On Solid Ground is a weekly, electronic newsletter for the friends and stakeholders of the Washington State University College of Agricultural, Human, and Natural Resource Sciences (CAHNRS), WSU Extension and the WSU Agricultural Research Center.


Essential Enzyme Identified

A WSU research team, led by Norman Lewis of WSU’s Institute for Biological Chemistry, has identified the plant enzyme responsible for making phenylalanine, an amino acid that is an essential nutrient for humans. Phenylalanine is also an essential starting material for making flower pigments, substances that protect against UV irradiation from the sun, and wood.

Phenylalanine is converted into phenolic compounds that are the building blocks of many of the plant world’s most distinctive and important substances, including the pigments in flower petals and chemicals that protect leaves, stems and bark from ultraviolet radiation. Perhaps the best-known end product of phenols is lignin, the one that allows trees to stand upright.

Lewis said our reliance on plants to make phenylalanine means the reactions that produce it are as crucial to our survival as they are to that of plants.

“If these don’t exist, we don’t exist. It’s as simple as that,” he said.

The research team has cloned six genes coding for different forms of the enzyme arogenate dehydratase (ADT), which converts a compound called arogenate into phenylalanine. Their work will appear in the Oct. 19 issue of the Journal of Biological Chemistry.

Lewis said his group is now working to get a clearer picture of phenylalanine production and use within the plant.

Norman Lewis and students


Grant Fuels Fatty Acid Research

A team led by WSU’s John Browse, Regent’s Professor in the Institute of Biological Chemistry, has been awarded a four-year, $4.6 million grant from the National Science Foundation. The grant supports ongoing research using biochemical genomics to identify biosynthesis pathways that produce novel fatty acids in oilseeds.

Plants are natural producers of non-saturated fatty acids.

The types and respective quantities of fatty acids in vegetable oils have a direct impact on the fuel properties of biodiesel. The basic knowledge from this project is intended to enable the design of a new generation of specialty crops that will become the “green factories” of the future, providing for the production of industrial lubricants, solvent oils and biodiesel.

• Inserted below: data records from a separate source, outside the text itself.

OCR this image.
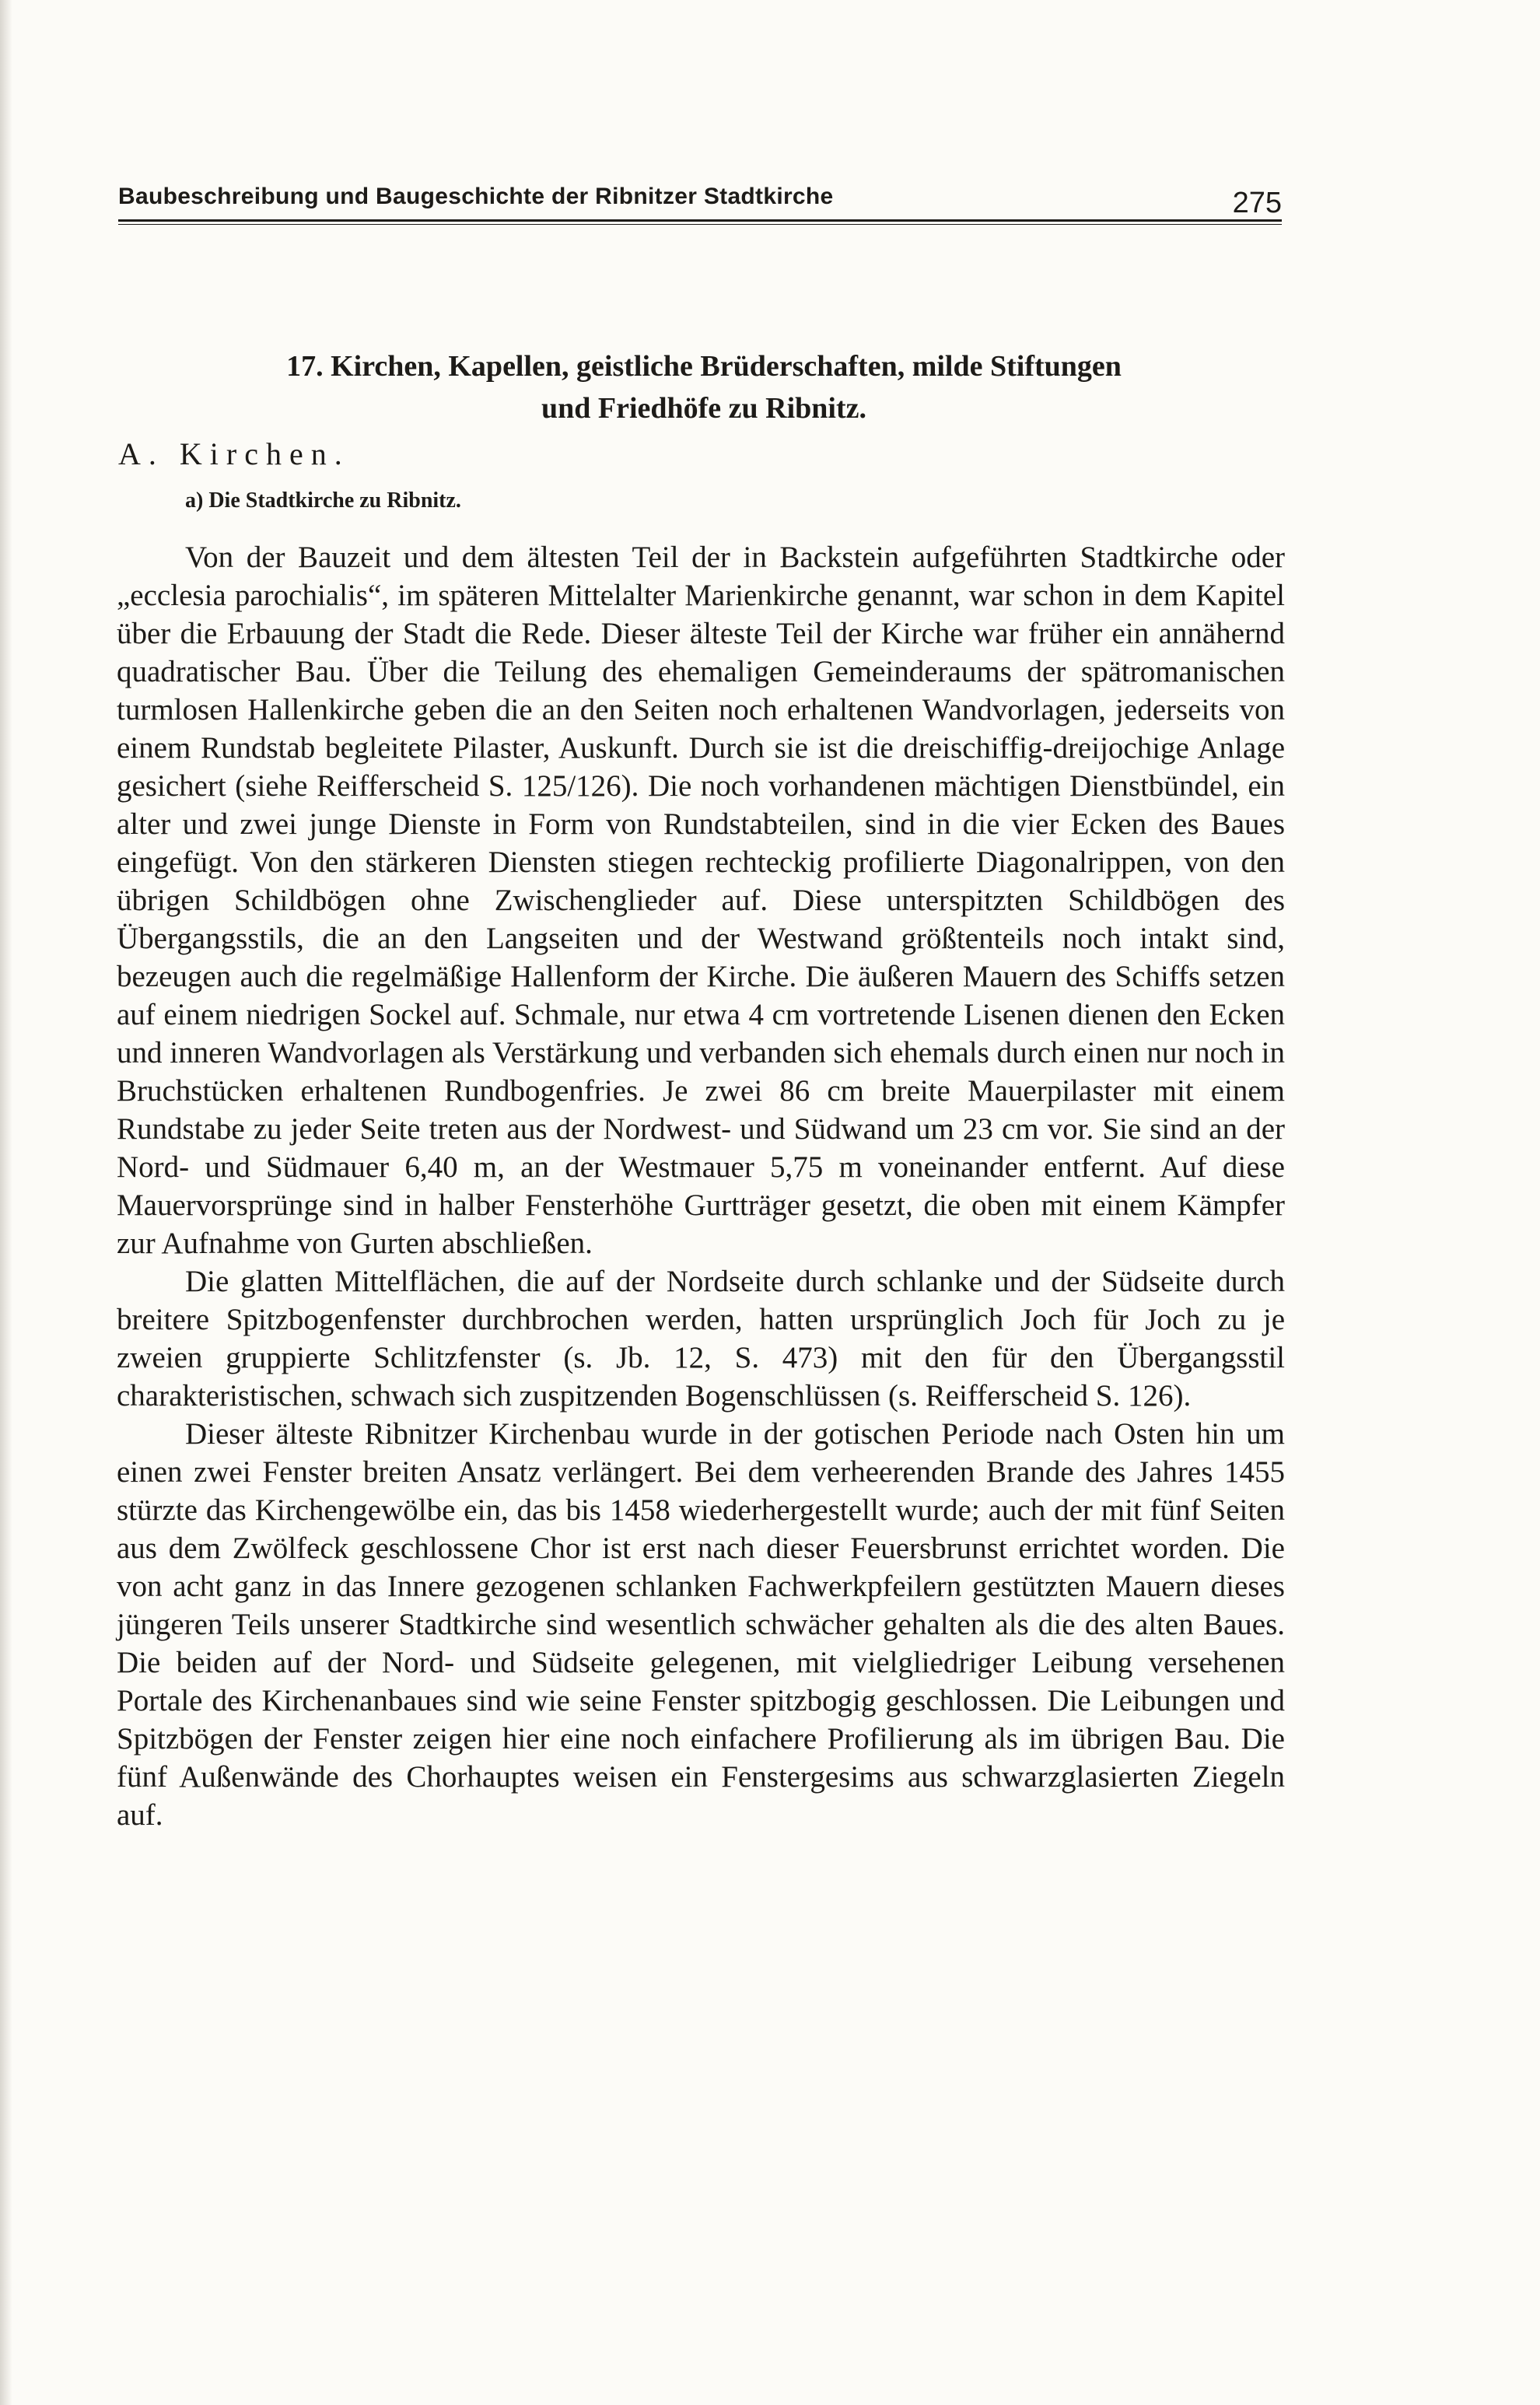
Baubeschreibung und Baugeschichte der Ribnitzer Stadtkirche	275
17. Kirchen, Kapellen, geistliche Brüderschaften, milde Stiftungen
und Friedhöfe zu Ribnitz.
A. Kirchen.
a) Die Stadtkirche zu Ribnitz.

Von der Bauzeit und dem ältesten Teil der in Backstein aufgeführten Stadtkirche oder „ecclesia parochialis“, im späteren Mittelalter Marienkirche genannt, war schon in dem Kapitel über die Erbauung der Stadt die Rede. Dieser älteste Teil der Kirche war früher ein annähernd quadratischer Bau. Über die Teilung des ehemaligen Gemeinderaums der spätromanischen turmlosen Hallenkirche geben die an den Seiten noch erhaltenen Wandvorlagen, jederseits von einem Rundstab begleitete Pilaster, Auskunft. Durch sie ist die dreischiffig-dreijochige Anlage gesichert (siehe Reifferscheid S. 125/126). Die noch vorhandenen mächtigen Dienstbündel, ein alter und zwei junge Dienste in Form von Rundstabteilen, sind in die vier Ecken des Baues eingefügt. Von den stärkeren Diensten stiegen rechteckig profilierte Diagonalrippen, von den übrigen Schildbögen ohne Zwischenglieder auf. Diese unterspitzten Schildbögen des Übergangsstils, die an den Langseiten und der Westwand größtenteils noch intakt sind, bezeugen auch die regelmäßige Hallenform der Kirche. Die äußeren Mauern des Schiffs setzen auf einem niedrigen Sockel auf. Schmale, nur etwa 4 cm vortretende Lisenen dienen den Ecken und inneren Wandvorlagen als Verstärkung und verbanden sich ehemals durch einen nur noch in Bruchstücken erhaltenen Rundbogenfries. Je zwei 86 cm breite Mauerpilaster mit einem Rundstabe zu jeder Seite treten aus der Nordwest- und Südwand um 23 cm vor. Sie sind an der Nord- und Südmauer 6,40 m, an der Westmauer 5,75 m voneinander entfernt. Auf diese Mauervorsprünge sind in halber Fensterhöhe Gurtträger gesetzt, die oben mit einem Kämpfer zur Aufnahme von Gurten abschließen.

Die glatten Mittelflächen, die auf der Nordseite durch schlanke und der Südseite durch breitere Spitzbogenfenster durchbrochen werden, hatten ursprünglich Joch für Joch zu je zweien gruppierte Schlitzfenster (s. Jb. 12, S. 473) mit den für den Übergangsstil charakteristischen, schwach sich zuspitzenden Bogenschlüssen (s. Reifferscheid S. 126).

Dieser älteste Ribnitzer Kirchenbau wurde in der gotischen Periode nach Osten hin um einen zwei Fenster breiten Ansatz verlängert. Bei dem verheerenden Brande des Jahres 1455 stürzte das Kirchengewölbe ein, das bis 1458 wiederhergestellt wurde; auch der mit fünf Seiten aus dem Zwölfeck geschlossene Chor ist erst nach dieser Feuersbrunst errichtet worden. Die von acht ganz in das Innere gezogenen schlanken Fachwerkpfeilern gestützten Mauern dieses jüngeren Teils unserer Stadtkirche sind wesentlich schwächer gehalten als die des alten Baues. Die beiden auf der Nord- und Südseite gelegenen, mit vielgliedriger Leibung versehenen Portale des Kirchenanbaues sind wie seine Fenster spitzbogig geschlossen. Die Leibungen und Spitzbögen der Fenster zeigen hier eine noch einfachere Profilierung als im übrigen Bau. Die fünf Außenwände des Chorhauptes weisen ein Fenstergesims aus schwarzglasierten Ziegeln auf.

“Plant biologists continue to exploit genomics tools and sequence resources in new and innovative ways,” said James Collins, NSF assistant director for biological sciences. “It’s exciting to see research involving biologists and mathematicians, computer scientists and engineers, all working to address major unanswered questions in plant biology. These latest projects will also have a significant impact on how we train the next generation of plant scientists to carry out research at the cutting edge of the biological sciences.”